Skunked

Pub date February 19, 2008
WriterL.E. Leone
SectionCheap EatsSectionFood & Drink

› le_chicken_farmer@yahoo.com

CHEAP EATS One week you smell like bacon, and the next week it’s skunk. Life is like this.

And do you know what a skunk sounds like? They make one of the most sinister noises in the animal kingdom, I think. They speak in a kind of wheezy, whiny murmur that forebodes death and disaster like a bunch of gangsters with head colds complaining about the service at a Chinese dive.

First I thought they were trying to make a hit on my chickens. It was three in the morning and I was in the throes of my depression. So the last thing I needed to wake up to was a pile of smelly, bloody feathers. Wait. I think skunks are like weasels. They pull the chickens’ heads off and suck out their brains, then leave the rest.

Either way, not a cheerful scenario.

So I dragged myself out of bed and went to my closet for something farmerly to wear. I couldn’t decide between overalls over a union suit and a Western shirt with a denim skirt. Overalls look great with a shotgun, and Western wear goes better with handguns. Of course, I don’t have either kind of gun.

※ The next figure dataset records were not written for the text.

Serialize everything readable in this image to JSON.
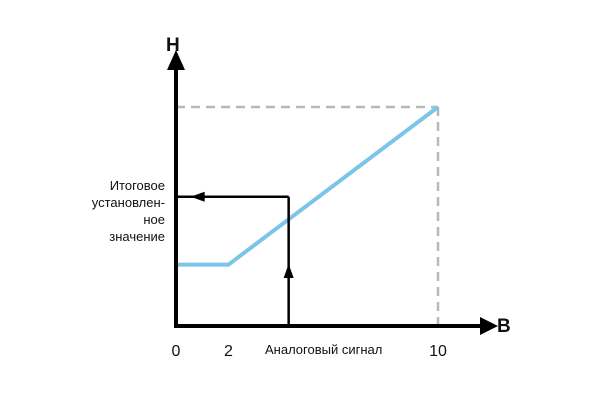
{
  "chart_data": {
    "type": "line",
    "x_axis_label": "В",
    "y_axis_label": "Н",
    "x_ticks": [
      "0",
      "2",
      "10"
    ],
    "x_annotation": "Аналоговый сигнал",
    "y_annotation_lines": [
      "Итоговое",
      "установлен-",
      "ное",
      "значение"
    ],
    "xlim": [
      0,
      10
    ],
    "series": [
      {
        "x": [
          0,
          2,
          10
        ],
        "y": [
          0.28,
          0.28,
          1.0
        ],
        "color": "#7cc4e8"
      }
    ],
    "guide": {
      "x": 4.3,
      "y": 0.59,
      "color": "#000000"
    },
    "max_marker": {
      "x": 10,
      "y": 1.0,
      "color": "#b8b8b8"
    },
    "axis_color": "#000000"
  }
}
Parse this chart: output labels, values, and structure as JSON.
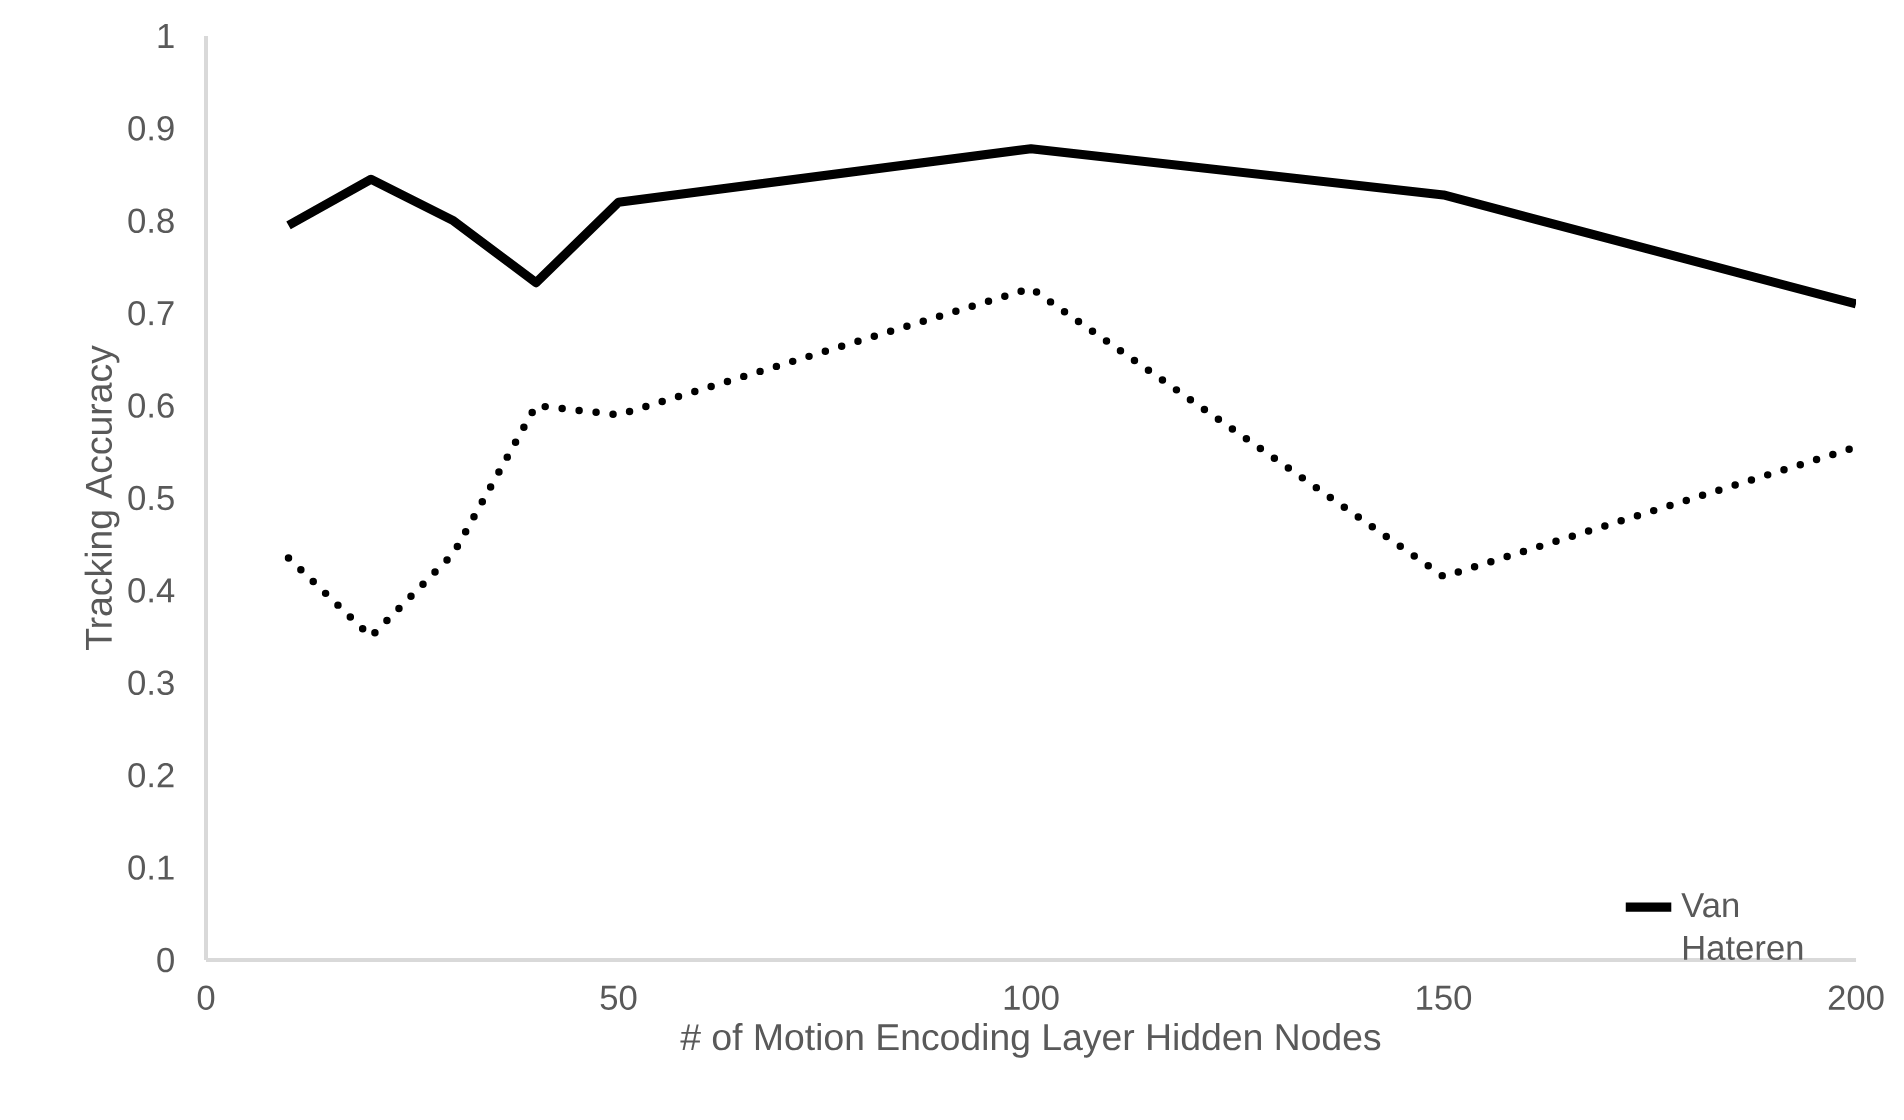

I just wanted to look convincing because the last time I raced outside in the middle of the night to defend the honor of my chickens, I was essentially laughed back to high school by a gang of possums, I assume because of the pajamas I was wearing.

In any case, my self-esteem suffered. They can be a cruel lot, these woodsy types that I hang with. Possums, foxes, bobcats, skunks … Eventually, after trying on several outfits, I settled on a "safe" floral-print flannel shirt and tight blue jeans under a long oversize coat that isn’t a trench coat but looked pretty good in the half dark in the mirror, especially from the side, I thought. And I went outside with a flashlight and walked around the chicken coop, trying to act casually curious, if not cool.

At the exact same time I realized that, gasp, I was wearing socks with Birkenstocks, I also saw, spotlighted in my flashlight light, the skunk. Also looking at my feet, shaking its head, like, "Loser!"

He wasn’t interested in my chickens after all. He’d been messing around behind the woodpile. I think he had a girl with him, or vice versa. In any case, this skunk was now smack between me and the door to my shack, and it turned its back to me, still shaking its head and muttering something about "pathetic hippie chicks."

I’m going to smell really bad for a really long time, I thought. But miraculously, it didn’t spray.

I was almost offended. What do I have to do to look threatening around here? I wondered, tiptoeing back around to the porch. Inside my shack I stood in the dark with my back to the door and breathed again. Then I threw my coat on the floor, kicked the old Birks way under the bed, and got back under the covers. Way under.

The fucking skunks fucked all the rest of the night that night, and when they weren’t making love they were complaining in those whiny, whiny undertones, right outside my window. I think someone wasn’t seeing to the other one’s needs or something.

It smelled a bit bad, but not as bad as it did a couple of nights later when the same skunk or skunks — or a different one — mixed it up with a feral cat in the crawl space beneath my shack. That was on Friday, and five days later I still smelled it on every single aspect of my life. Everything I own, and everything I have on loan from the library.

My dreams. My thoughts. My food. My songs, my singing. My writing. It all stinks right now. My cat, Weirdo the Cat … She doesn’t seem to mind. I smoke a lot of pot. And I keep a pan of bacon grease just sort of simmering on the wood stove.

Trying to get it back.

My new favorite restaurant is Fruitful Grounds. It’s just a little coffeehouse on Fulton near Masonic, but it has a good choice of good foodstuffs. Like French toast with bacon for $7.50. Huge portion. Delicious. And you can also get omelets, burgers burritos, smoothies … and, of course, bagels or pastries.

FRUITFUL GROUNDS

1813 Fulton, SF

(415) 221-1876

Mon.–Fri., 8 a.m.–7 p.m.; Sat.–Sun., 9 a.m.–7 p.m.